On décharge le tout. Le petit baril intrigue la curiosité

de nos braves gens.

— «Ce baril, déclare Martin, c'est un trésor sans pareil.

Il est plein d'or!»

Plein d'or! Cinq âmes faillirent s'échapper de cinq corps.

Le dieu de la civilisation entré dans l'Ile des Naufragés.

Le dieu jaune, toujours caché, mais puissant, terrible, dont

la présence, l'absence ou les moindres caprices peuvent

décider de la vie de 100 nations!

— «De l'or! Monsieur Martin, vrai grand banquier!

Recevez nos hommages et nos serments de fidélité.»

— «De l'or pour tout un continent, mes amis. Mais ce n'est pas

de l'or qui va circuler. Il faut cacher l'or: l'or est l'âme

de tout argent sain. L'âme doit rester invisible. Je vous

expliquerai tout cela en vous passant de l'argent.»


7. Un enterrement sans témoin


Avant de se séparer pour la nuit, Martin leur pose une

dernière question:

— «Combien vous faudrait-il d'argent dans l'île pour

commencer, pour que les échanges marchent bien?»

On se regarde. On consulte humblement Martin lui-même.

Avec les suggestions du bienveillant banquier, on

convient que 200 $ pour chacun paraissent suffisants pour

commencer. Rendez-vous fixé pour le lendemain soir.

Les hommes se retirent, échangent entre eux des réflexions

émues, se couchent tard, ne s'endorment bien que vers

le matin, après avoir longtemps rêvé d'or les yeux ouverts.

Martin, lui, ne perd pas de temps. Il oublie sa fatigue pour

ne penser qu'à son avenir de banquier.
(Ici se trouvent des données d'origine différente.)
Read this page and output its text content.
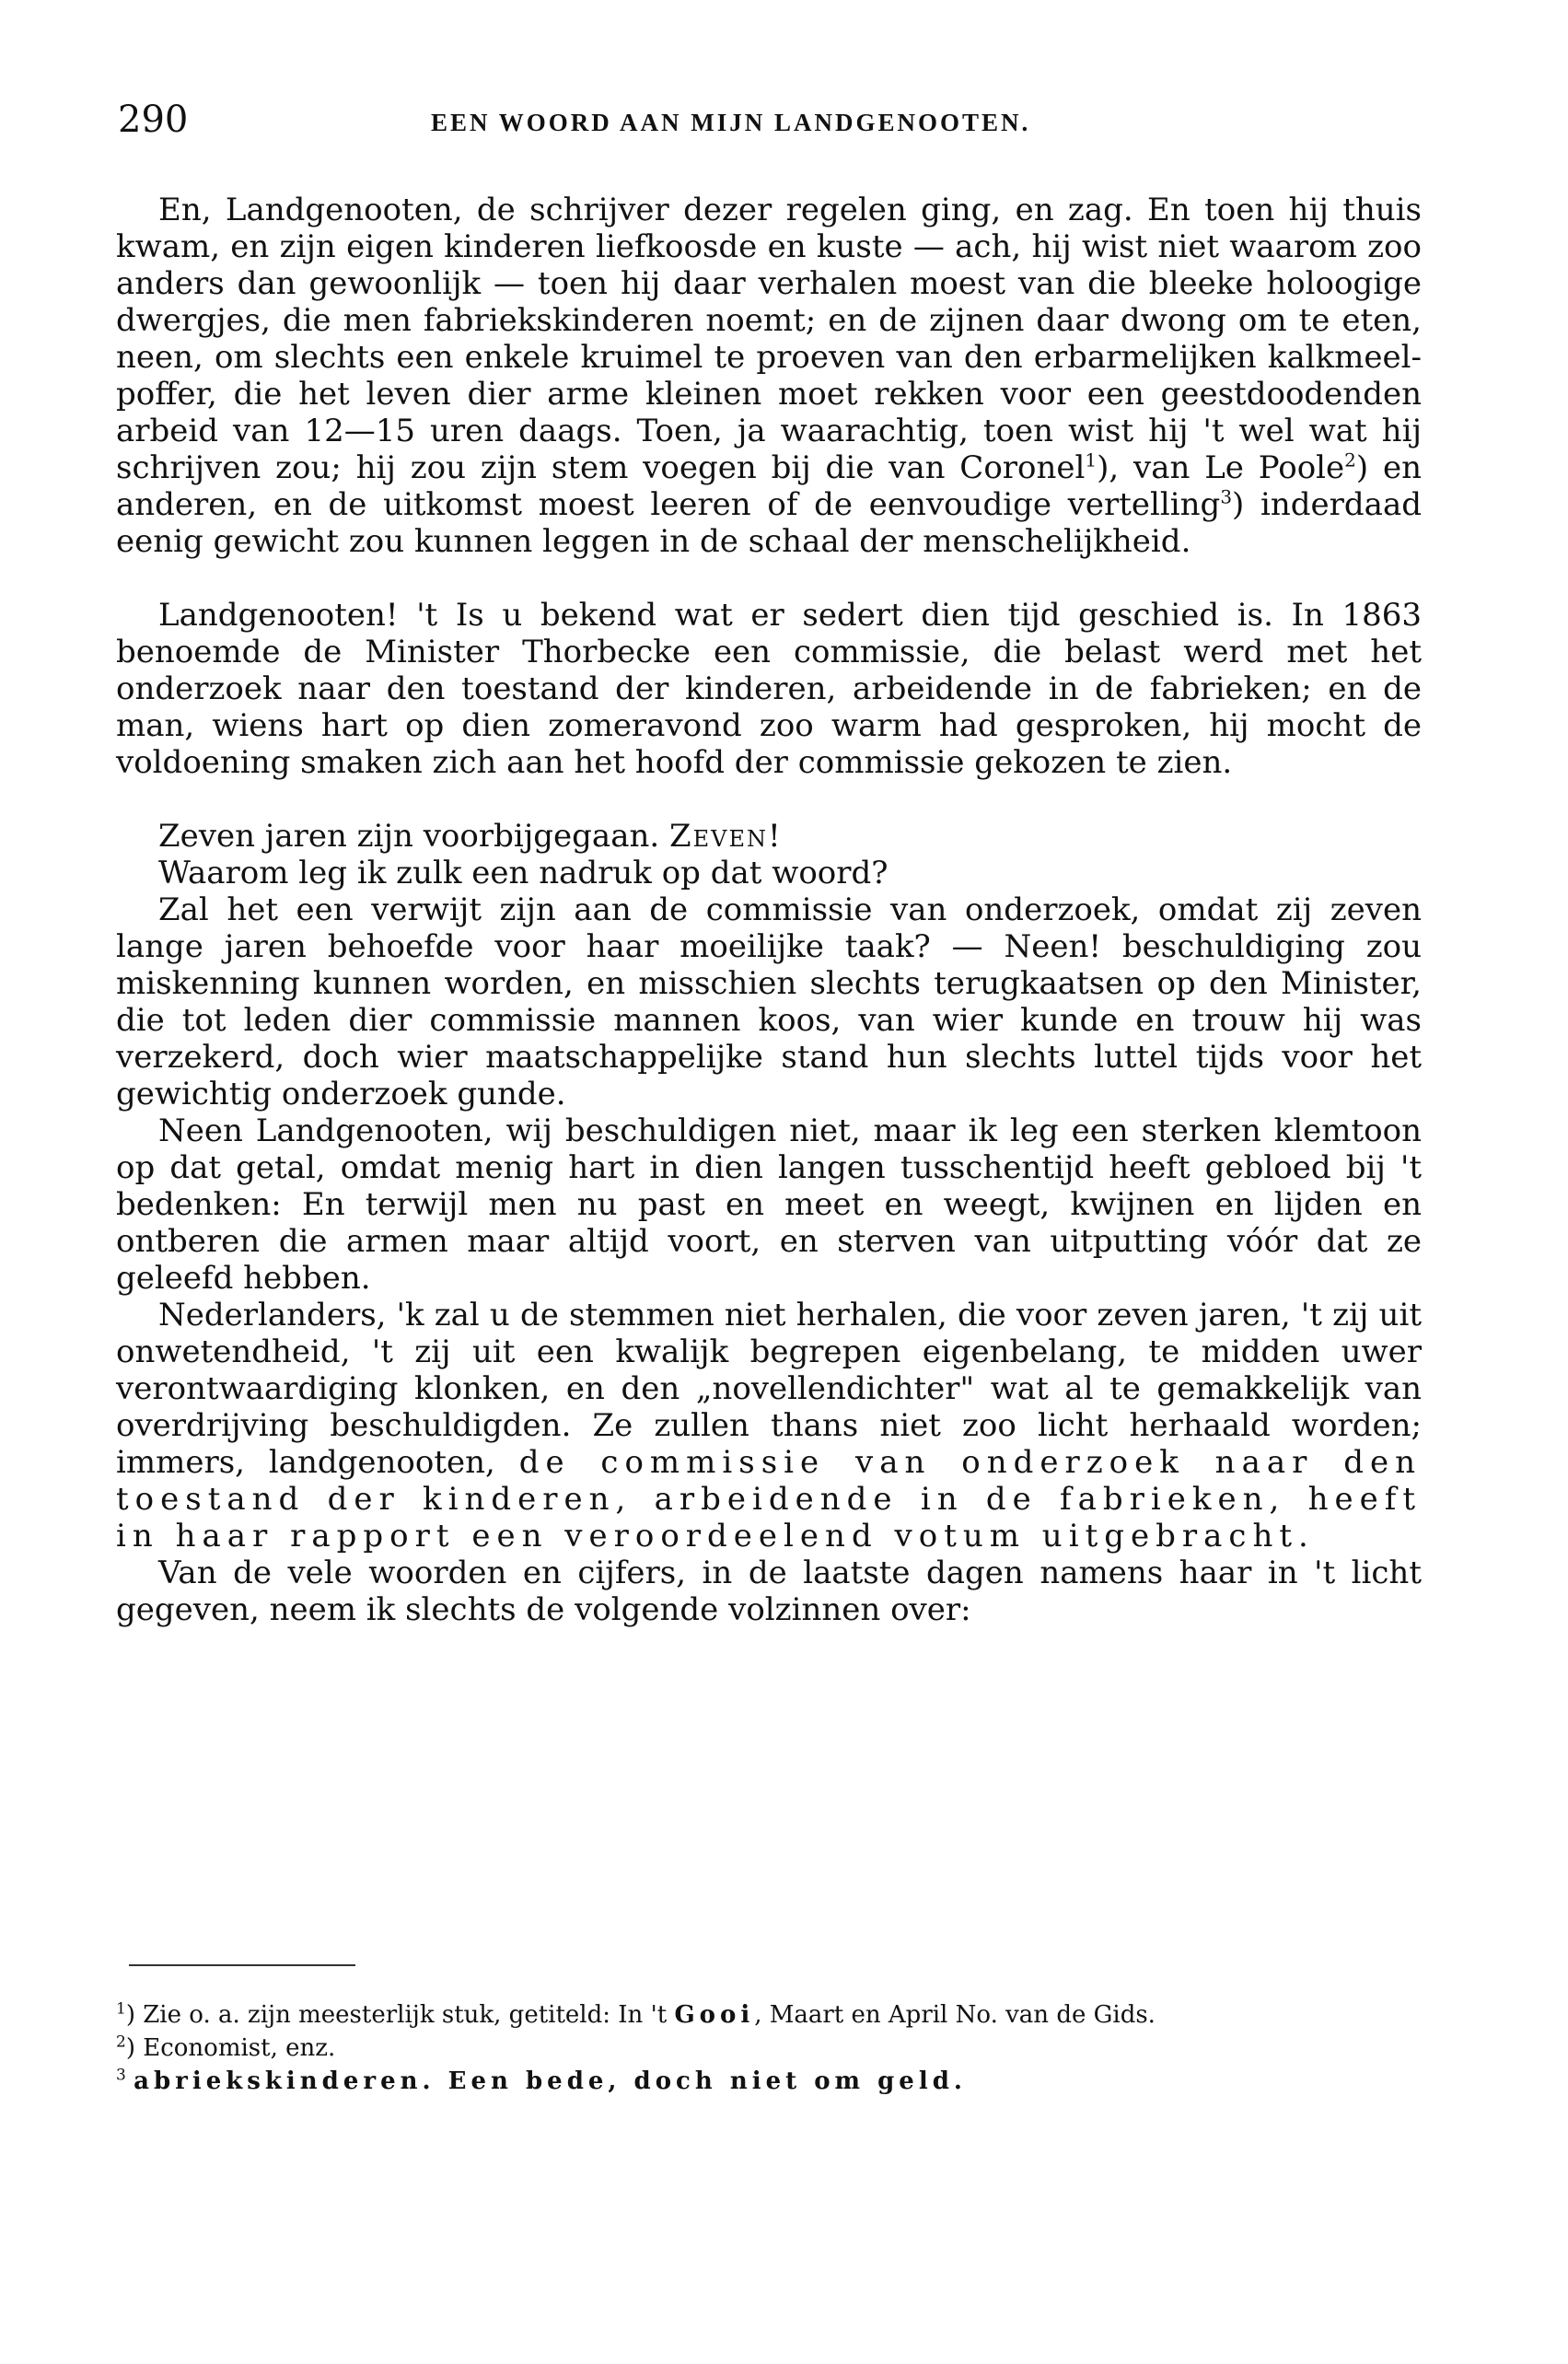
290	EEN WOORD AAN MIJN LANDGENOOTEN.

En, Landgenooten, de schrijver dezer regelen ging, en zag. En toen hij thuis kwam, en zijn eigen kinderen liefkoosde en kuste — ach, hij wist niet waarom zoo anders dan gewoonlijk — toen hij daar verhalen moest van die bleeke holoogige dwergjes, die men fabriekskinderen noemt; en de zijnen daar dwong om te eten, neen, om slechts een enkele kruimel te proeven van den erbarmelijken kalkmeel-poffer, die het leven dier arme kleinen moet rekken voor een geestdoodenden arbeid van 12—15 uren daags. Toen, ja waarachtig, toen wist hij 't wel wat hij schrijven zou; hij zou zijn stem voegen bij die van Coronel$^1$), van Le Poole$^2$) en anderen, en de uitkomst moest leeren of de eenvoudige vertelling$^3$) inderdaad eenig gewicht zou kunnen leggen in de schaal der menschelijkheid.

Landgenooten! 't Is u bekend wat er sedert dien tijd geschied is. In 1863 benoemde de Minister Thorbecke een commissie, die belast werd met het onderzoek naar den toestand der kinderen, arbeidende in de fabrieken; en de man, wiens hart op dien zomeravond zoo warm had gesproken, hij mocht de voldoening smaken zich aan het hoofd der commissie gekozen te zien.

Zeven jaren zijn voorbijgegaan. Zeven!

Waarom leg ik zulk een nadruk op dat woord?

Zal het een verwijt zijn aan de commissie van onderzoek, omdat zij zeven lange jaren behoefde voor haar moeilijke taak? — Neen! beschuldiging zou miskenning kunnen worden, en misschien slechts terugkaatsen op den Minister, die tot leden dier commissie mannen koos, van wier kunde en trouw hij was verzekerd, doch wier maatschappelijke stand hun slechts luttel tijds voor het gewichtig onderzoek gunde.

Neen Landgenooten, wij beschuldigen niet, maar ik leg een sterken klemtoon op dat getal, omdat menig hart in dien langen tusschentijd heeft gebloed bij 't bedenken: En terwijl men nu past en meet en weegt, kwijnen en lijden en ontberen die armen maar altijd voort, en sterven van uitputting vóór dat ze geleefd hebben.

Nederlanders, 'k zal u de stemmen niet herhalen, die voor zeven jaren, 't zij uit onwetendheid, 't zij uit een kwalijk begrepen eigenbelang, te midden uwer verontwaardiging klonken, en den „novellendichter" wat al te gemakkelijk van overdrijving beschuldigden. Ze zullen thans niet zoo licht herhaald worden; immers, landgenooten, de commissie van onderzoek naar den toestand der kinderen, arbeidende in de fabrieken, heeft in haar rapport een veroordeelend votum uitgebracht.

Van de vele woorden en cijfers, in de laatste dagen namens haar in 't licht gegeven, neem ik slechts de volgende volzinnen over:

$^1$) Zie o. a. zijn meesterlijk stuk, getiteld: In 't Gooi, Maart en April No. van de Gids.

$^2$) Economist, enz.

$^3$ abriekskinderen. Een bede, doch niet om geld.
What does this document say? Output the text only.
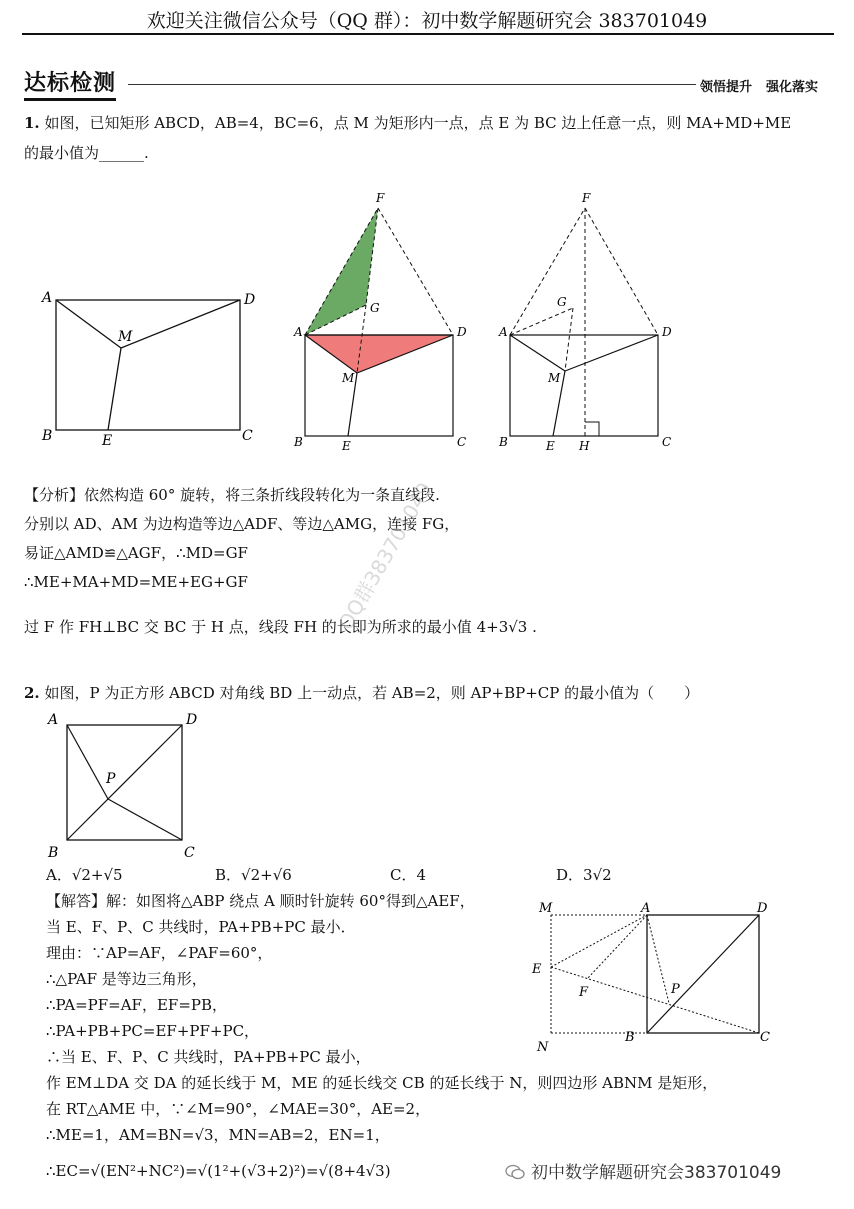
欢迎关注微信公众号（QQ 群）：初中数学解题研究会 383701049
达标检测	领悟提升 强化落实
1. 如图，已知矩形 ABCD，AB=4，BC=6，点 M 为矩形内一点，点 E 为 BC 边上任意一点，则 MA+MD+ME
的最小值为______.
A	D
M
B	C
E
F
G
A	D
M
B	C
E
F
G
A	D
M
B	C
E H
【分析】依然构造 60° 旋转，将三条折线段转化为一条直线段.
分别以 AD、AM 为边构造等边△ADF、等边△AMG，连接 FG，
易证△AMD≌△AGF，∴MD=GF
∴ME+MA+MD=ME+EG+GF
过 F 作 FH⊥BC 交 BC 于 H 点，线段 FH 的长即为所求的最小值 4+3√3 .
QQ群383701049
2. 如图，P 为正方形 ABCD 对角线 BD 上一动点，若 AB=2，则 AP+BP+CP 的最小值为（　　）
A	D
P
B	C
A．√2+√5	B．√2+√6	C．4	D．3√2
M	A	D
E
F	P
N
B	C
【解答】解：如图将△ABP 绕点 A 顺时针旋转 60°得到△AEF，
当 E、F、P、C 共线时，PA+PB+PC 最小．
理由：∵AP=AF，∠PAF=60°，
∴△PAF 是等边三角形，
∴PA=PF=AF，EF=PB，
∴PA+PB+PC=EF+PF+PC，
∴当 E、F、P、C 共线时，PA+PB+PC 最小，
作 EM⊥DA 交 DA 的延长线于 M，ME 的延长线交 CB 的延长线于 N，则四边形 ABNM 是矩形，
在 RT△AME 中，∵∠M=90°，∠MAE=30°，AE=2，
∴ME=1，AM=BN=√3，MN=AB=2，EN=1，
∴EC=√(EN²+NC²)=√(1²+(√3+2)²)=√(8+4√3)	初中数学解题研究会383701049
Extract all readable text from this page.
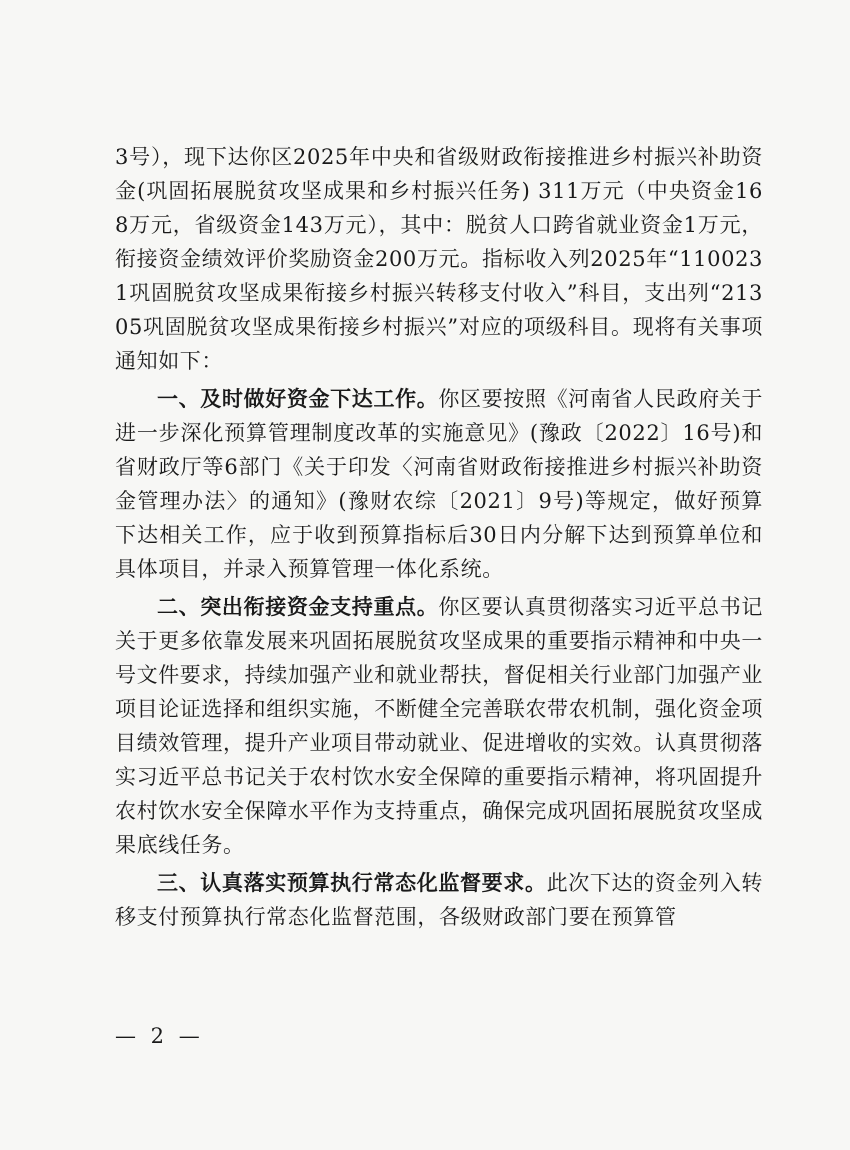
3号），现下达你区2025年中央和省级财政衔接推进乡村振兴补助资金(巩固拓展脱贫攻坚成果和乡村振兴任务) 311万元（中央资金168万元，省级资金143万元），其中：脱贫人口跨省就业资金1万元，衔接资金绩效评价奖励资金200万元。指标收入列2025年“1100231巩固脱贫攻坚成果衔接乡村振兴转移支付收入”科目，支出列“21305巩固脱贫攻坚成果衔接乡村振兴”对应的项级科目。现将有关事项通知如下：

一、及时做好资金下达工作。你区要按照《河南省人民政府关于进一步深化预算管理制度改革的实施意见》(豫政〔2022〕16号)和省财政厅等6部门《关于印发〈河南省财政衔接推进乡村振兴补助资金管理办法〉的通知》(豫财农综〔2021〕9号)等规定，做好预算下达相关工作，应于收到预算指标后30日内分解下达到预算单位和具体项目，并录入预算管理一体化系统。

二、突出衔接资金支持重点。你区要认真贯彻落实习近平总书记关于更多依靠发展来巩固拓展脱贫攻坚成果的重要指示精神和中央一号文件要求，持续加强产业和就业帮扶，督促相关行业部门加强产业项目论证选择和组织实施，不断健全完善联农带农机制，强化资金项目绩效管理，提升产业项目带动就业、促进增收的实效。认真贯彻落实习近平总书记关于农村饮水安全保障的重要指示精神，将巩固提升农村饮水安全保障水平作为支持重点，确保完成巩固拓展脱贫攻坚成果底线任务。

三、认真落实预算执行常态化监督要求。此次下达的资金列入转移支付预算执行常态化监督范围，各级财政部门要在预算管

— 2 —
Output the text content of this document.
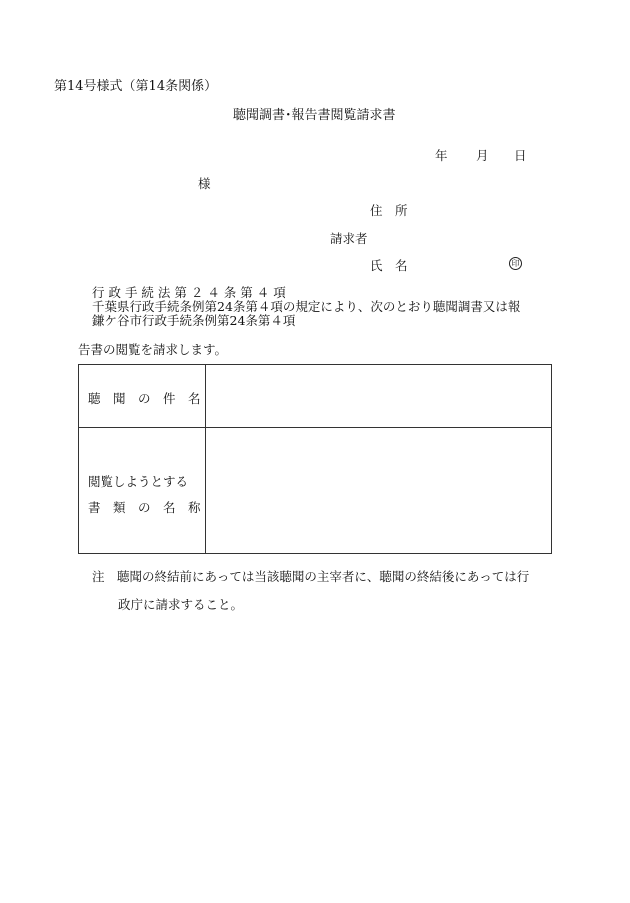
第14号様式（第14条関係）
聴聞調書･報告書閲覧請求書
年 月 日
様
住　所
請求者
氏　名	印
行 政 手 続 法 第 ２ ４ 条 第 ４ 項
千葉県行政手続条例第24条第４項の規定により、次のとおり聴聞調書又は報
鎌ケ谷市行政手続条例第24条第４項
告書の閲覧を請求します。
聴　聞　の　件　名
閲覧しようとする
書　類　の　名　称
注　聴聞の終結前にあっては当該聴聞の主宰者に、聴聞の終結後にあっては行
政庁に請求すること。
A la faveur du

petit jour, il creuse un trou, y roule son baril, le couvre de

terre, le dissimule sous des touffes d'herbe soigneusement

placées, y transplante même un petit arbuste pour cacher

toute trace.

Puis, il met en oeuvre sa petite presse, pour imprimer

mille billets d'un dollar. En voyant les billets sortir, tout

neufs,

de sa presse, il songe en lui-même:

(courrier du maire au sénateur.doc Page 16 sur 20)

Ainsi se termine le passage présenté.